Freedom of expression and the media has been under siege in Zimbabwe for quite some time, but dwelling on recent events, the state is declaring a standoff against free expression as enshrined in the Zimbabwean constitution.

On 20 July, journalist Hopewell Chin’ono was arrested and charged with the incitement to participate in a gathering with the intent to promote public violence, breaches of peace or bigotry or alternatively incitement to commit public violence as stated in the Criminal Law.

He applied for bail but was denied twice on the 27th of July and on the 6th of August as he failed to “demonstrate any misdirection of fact, law or fact made by the learned magistrate in a quo as would justify interference with his judgement.”

Chin’ono had been extensively using Twitter to denounce rot and corruption in the current government.

He played a pivotal role in boosting the visibility of the anti-corruption campaign on social media and also in unearthing the Drax corruption scandal.

If we were to turn the tables, flip the coin and see how justice has been served on the other side you would realize that the exposed, then health minister Obadiah Moyo was granted bail a day after his arrest. Drax International representative, Delish Nguwaya was denied at the magistrate court and had to go to High Court but he was also granted bail

This is just a reflection of the flip side.

On another case, on the 30th of July police ransacked the home of prominent ZimLive editor Mduduzi Mathuthu, who upon realizing he was not home arrested his four relatives.
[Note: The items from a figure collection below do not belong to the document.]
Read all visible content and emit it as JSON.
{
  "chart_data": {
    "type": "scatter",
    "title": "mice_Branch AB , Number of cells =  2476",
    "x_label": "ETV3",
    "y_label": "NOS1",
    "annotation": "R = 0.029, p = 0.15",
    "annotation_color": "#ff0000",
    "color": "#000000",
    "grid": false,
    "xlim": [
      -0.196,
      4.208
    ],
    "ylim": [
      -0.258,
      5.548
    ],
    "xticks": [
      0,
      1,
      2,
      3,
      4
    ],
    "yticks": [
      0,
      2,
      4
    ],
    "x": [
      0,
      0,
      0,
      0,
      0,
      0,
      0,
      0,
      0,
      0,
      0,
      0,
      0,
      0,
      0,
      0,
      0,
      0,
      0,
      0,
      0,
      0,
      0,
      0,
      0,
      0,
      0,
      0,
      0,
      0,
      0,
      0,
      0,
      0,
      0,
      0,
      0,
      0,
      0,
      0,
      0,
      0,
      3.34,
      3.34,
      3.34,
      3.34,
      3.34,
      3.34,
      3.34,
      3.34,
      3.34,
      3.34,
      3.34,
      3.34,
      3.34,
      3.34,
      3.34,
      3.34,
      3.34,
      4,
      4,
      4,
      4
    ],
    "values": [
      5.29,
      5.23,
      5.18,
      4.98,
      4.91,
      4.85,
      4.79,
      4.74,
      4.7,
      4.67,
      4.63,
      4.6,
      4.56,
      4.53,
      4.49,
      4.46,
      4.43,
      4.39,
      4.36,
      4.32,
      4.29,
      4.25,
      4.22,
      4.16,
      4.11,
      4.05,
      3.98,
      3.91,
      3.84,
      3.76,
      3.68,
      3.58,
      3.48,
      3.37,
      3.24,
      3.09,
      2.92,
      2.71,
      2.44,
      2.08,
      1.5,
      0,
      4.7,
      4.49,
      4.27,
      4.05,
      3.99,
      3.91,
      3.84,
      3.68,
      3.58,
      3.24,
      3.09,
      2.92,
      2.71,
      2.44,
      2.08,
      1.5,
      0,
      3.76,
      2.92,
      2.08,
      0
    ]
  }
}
It was believed by the state that Mathuthu was in possession of subversive material that was going to be used on the 31st of July planned demonstrations against corruption.

In essence, the government of Zimbabwe is waging a war against journalism and the freedom to speak truth to power.

It is the duty of the media as the fourth estate to keep the government in check, speak for the people and even give the citizens a platform for their voices to be heard. Inclusive governance is a consultative process.

Freedom of expression is a basic fundamental right, which should not scare the state but must be used to demand accountability and foster national development.